Insurance giant QBE expects to post a half year net loss after tax of $US750 million ($A1.1 billion), mainly reflecting the impact of COVID-19, higher catastrophe and accident claims and a loss on its investment portfolio.

The company had reported a first-half profit of $US463 million a year ago.

It said the pandemic has adversely affected multiple lines of its business, with higher claims expected due to business interruptions, health problems, higher casualties and a deterioration in credit.

This will result in an underwriting impact of around $US335 million for the six months ended June, it said. It said the combined operating ratio had blown out to 104 per cent.

In addition, the company also expects further net claims of around $US265 million to emerge over the next 12-18 months, primarily in the trade credit and lenders mortgage insurance segments.

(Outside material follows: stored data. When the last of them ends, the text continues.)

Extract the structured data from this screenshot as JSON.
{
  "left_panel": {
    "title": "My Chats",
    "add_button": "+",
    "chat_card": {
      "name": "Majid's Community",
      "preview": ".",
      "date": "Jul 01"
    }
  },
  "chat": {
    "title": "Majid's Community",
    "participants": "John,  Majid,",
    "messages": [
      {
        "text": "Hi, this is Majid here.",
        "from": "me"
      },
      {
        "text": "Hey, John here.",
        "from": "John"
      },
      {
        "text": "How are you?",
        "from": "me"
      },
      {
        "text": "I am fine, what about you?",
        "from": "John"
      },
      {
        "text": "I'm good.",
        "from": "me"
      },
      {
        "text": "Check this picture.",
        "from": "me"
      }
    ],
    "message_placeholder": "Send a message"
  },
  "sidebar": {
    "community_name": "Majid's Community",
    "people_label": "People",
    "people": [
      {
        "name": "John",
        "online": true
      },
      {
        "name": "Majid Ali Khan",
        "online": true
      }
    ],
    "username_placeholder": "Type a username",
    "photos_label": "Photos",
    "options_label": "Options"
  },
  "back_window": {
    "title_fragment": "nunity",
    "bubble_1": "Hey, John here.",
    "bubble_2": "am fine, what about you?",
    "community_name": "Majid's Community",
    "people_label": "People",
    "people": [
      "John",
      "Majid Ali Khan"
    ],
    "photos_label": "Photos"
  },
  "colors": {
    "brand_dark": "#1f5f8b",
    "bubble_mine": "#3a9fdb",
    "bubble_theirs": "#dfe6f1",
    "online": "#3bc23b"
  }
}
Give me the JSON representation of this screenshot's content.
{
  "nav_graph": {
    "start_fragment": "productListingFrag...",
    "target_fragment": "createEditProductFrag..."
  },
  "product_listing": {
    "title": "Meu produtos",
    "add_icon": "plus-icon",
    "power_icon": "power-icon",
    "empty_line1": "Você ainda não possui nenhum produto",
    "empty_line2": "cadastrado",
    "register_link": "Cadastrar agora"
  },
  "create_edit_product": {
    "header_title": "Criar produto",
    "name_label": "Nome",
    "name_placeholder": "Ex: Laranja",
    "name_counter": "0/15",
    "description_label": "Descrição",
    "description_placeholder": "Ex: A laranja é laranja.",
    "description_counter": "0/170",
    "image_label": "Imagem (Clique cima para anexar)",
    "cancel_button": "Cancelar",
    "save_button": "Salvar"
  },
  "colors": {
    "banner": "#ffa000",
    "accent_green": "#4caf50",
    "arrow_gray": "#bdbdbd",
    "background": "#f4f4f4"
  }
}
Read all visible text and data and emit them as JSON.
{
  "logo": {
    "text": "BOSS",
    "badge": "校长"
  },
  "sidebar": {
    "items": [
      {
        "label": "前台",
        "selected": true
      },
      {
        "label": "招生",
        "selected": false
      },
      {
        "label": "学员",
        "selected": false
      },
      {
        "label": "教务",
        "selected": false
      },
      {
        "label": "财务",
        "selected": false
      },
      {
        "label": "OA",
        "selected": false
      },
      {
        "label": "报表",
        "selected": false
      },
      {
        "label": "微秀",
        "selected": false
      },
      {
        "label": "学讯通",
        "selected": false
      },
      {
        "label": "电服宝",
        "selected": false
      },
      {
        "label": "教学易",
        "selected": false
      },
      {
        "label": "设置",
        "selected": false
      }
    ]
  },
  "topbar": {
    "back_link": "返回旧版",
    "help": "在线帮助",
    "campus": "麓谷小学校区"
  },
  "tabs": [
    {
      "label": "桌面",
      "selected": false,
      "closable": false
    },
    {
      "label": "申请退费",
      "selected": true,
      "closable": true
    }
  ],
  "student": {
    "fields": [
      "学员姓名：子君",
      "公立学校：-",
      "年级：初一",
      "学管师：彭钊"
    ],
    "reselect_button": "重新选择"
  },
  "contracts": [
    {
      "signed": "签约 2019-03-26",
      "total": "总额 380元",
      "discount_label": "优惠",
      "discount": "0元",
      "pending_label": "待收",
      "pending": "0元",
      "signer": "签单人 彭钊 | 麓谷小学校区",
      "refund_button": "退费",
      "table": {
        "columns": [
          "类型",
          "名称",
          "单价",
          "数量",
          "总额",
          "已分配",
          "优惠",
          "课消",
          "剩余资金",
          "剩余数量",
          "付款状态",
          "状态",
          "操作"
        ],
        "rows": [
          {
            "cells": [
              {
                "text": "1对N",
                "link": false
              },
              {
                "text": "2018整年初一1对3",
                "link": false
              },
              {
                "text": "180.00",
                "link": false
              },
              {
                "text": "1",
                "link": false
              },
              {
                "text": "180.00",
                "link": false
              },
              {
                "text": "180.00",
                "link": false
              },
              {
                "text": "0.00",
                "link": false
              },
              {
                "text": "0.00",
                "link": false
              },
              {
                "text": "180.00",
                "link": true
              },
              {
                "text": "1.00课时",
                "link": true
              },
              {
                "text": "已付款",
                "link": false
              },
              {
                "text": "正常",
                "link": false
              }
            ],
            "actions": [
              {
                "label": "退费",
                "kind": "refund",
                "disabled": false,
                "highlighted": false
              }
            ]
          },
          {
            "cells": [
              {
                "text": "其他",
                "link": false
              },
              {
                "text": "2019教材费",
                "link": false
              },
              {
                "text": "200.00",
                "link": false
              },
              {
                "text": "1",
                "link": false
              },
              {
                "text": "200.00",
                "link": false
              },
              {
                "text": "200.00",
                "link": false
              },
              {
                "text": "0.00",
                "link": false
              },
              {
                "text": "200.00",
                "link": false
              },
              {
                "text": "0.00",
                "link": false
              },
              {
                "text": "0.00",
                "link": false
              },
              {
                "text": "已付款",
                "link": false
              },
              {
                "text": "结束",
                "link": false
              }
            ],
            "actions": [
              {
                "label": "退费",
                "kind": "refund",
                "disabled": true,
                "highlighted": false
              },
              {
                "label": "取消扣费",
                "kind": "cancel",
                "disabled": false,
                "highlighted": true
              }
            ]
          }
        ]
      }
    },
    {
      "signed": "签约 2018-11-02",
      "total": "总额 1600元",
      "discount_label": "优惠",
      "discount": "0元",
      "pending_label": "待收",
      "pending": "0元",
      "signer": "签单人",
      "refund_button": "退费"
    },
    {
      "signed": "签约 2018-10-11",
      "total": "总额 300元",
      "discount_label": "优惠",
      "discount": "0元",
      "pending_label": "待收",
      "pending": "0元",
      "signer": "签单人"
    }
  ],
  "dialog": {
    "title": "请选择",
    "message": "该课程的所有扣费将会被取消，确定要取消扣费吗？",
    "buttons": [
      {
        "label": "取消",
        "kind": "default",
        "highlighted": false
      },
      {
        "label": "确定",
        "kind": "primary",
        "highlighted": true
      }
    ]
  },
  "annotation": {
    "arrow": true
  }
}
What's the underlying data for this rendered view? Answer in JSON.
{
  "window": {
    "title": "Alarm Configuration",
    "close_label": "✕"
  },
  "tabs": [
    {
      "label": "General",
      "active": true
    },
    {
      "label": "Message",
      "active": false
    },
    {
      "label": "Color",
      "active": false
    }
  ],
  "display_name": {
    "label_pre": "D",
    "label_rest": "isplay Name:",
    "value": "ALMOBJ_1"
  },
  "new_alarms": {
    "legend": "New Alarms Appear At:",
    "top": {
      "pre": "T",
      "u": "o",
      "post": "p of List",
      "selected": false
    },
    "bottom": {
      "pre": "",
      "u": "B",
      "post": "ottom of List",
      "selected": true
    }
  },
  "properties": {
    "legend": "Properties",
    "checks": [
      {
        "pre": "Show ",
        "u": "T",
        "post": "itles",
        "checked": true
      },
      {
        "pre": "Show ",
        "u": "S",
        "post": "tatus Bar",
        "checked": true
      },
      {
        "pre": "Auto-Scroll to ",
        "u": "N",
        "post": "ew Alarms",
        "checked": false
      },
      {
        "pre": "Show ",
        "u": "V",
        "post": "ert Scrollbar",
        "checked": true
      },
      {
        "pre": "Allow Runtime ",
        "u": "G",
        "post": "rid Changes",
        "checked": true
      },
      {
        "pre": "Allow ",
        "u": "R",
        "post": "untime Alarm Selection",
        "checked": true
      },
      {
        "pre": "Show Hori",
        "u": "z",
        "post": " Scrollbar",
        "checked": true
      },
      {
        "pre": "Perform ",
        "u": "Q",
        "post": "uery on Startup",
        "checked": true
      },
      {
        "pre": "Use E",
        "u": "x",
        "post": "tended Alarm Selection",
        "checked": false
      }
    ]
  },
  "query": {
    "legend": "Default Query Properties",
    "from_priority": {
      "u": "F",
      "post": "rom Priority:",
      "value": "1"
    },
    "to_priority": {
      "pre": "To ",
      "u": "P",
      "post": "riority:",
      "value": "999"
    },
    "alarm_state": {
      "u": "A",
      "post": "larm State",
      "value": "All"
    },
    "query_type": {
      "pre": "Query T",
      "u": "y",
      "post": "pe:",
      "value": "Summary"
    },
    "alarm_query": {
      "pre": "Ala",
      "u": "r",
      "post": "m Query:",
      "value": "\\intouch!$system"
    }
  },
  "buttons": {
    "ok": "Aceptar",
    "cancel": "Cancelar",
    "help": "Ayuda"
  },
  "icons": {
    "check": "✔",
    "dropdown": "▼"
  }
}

The company said it currently estimates total COVID-19 related costs to be around $US600 million ($A848 million) on a pre-tax basis, but warned that the business landscape remains highly uncertain.

It has also suffered a net investment loss of about $US125 million, caused by “extreme investment market volatility” during the period.

“Despite the impact of COVID-19, I am encouraged by the strong underlying trends evident in the result,” group chief executive Pat Regan said.

“We are supporting customers through various initiatives including premium refunds, premium deferrals, extending credit and counselling services to vulnerable customers and accelerating claims payments,” he added.

The insurer said its debt to equity ratio is likely to be around 30 per cent as at June-end, while liquidity is expected to be around $US1.5 billion.

QBE in April raised $A1.3 billion from shareholders to build a buffer against the impacts of the coronavirus pandemic.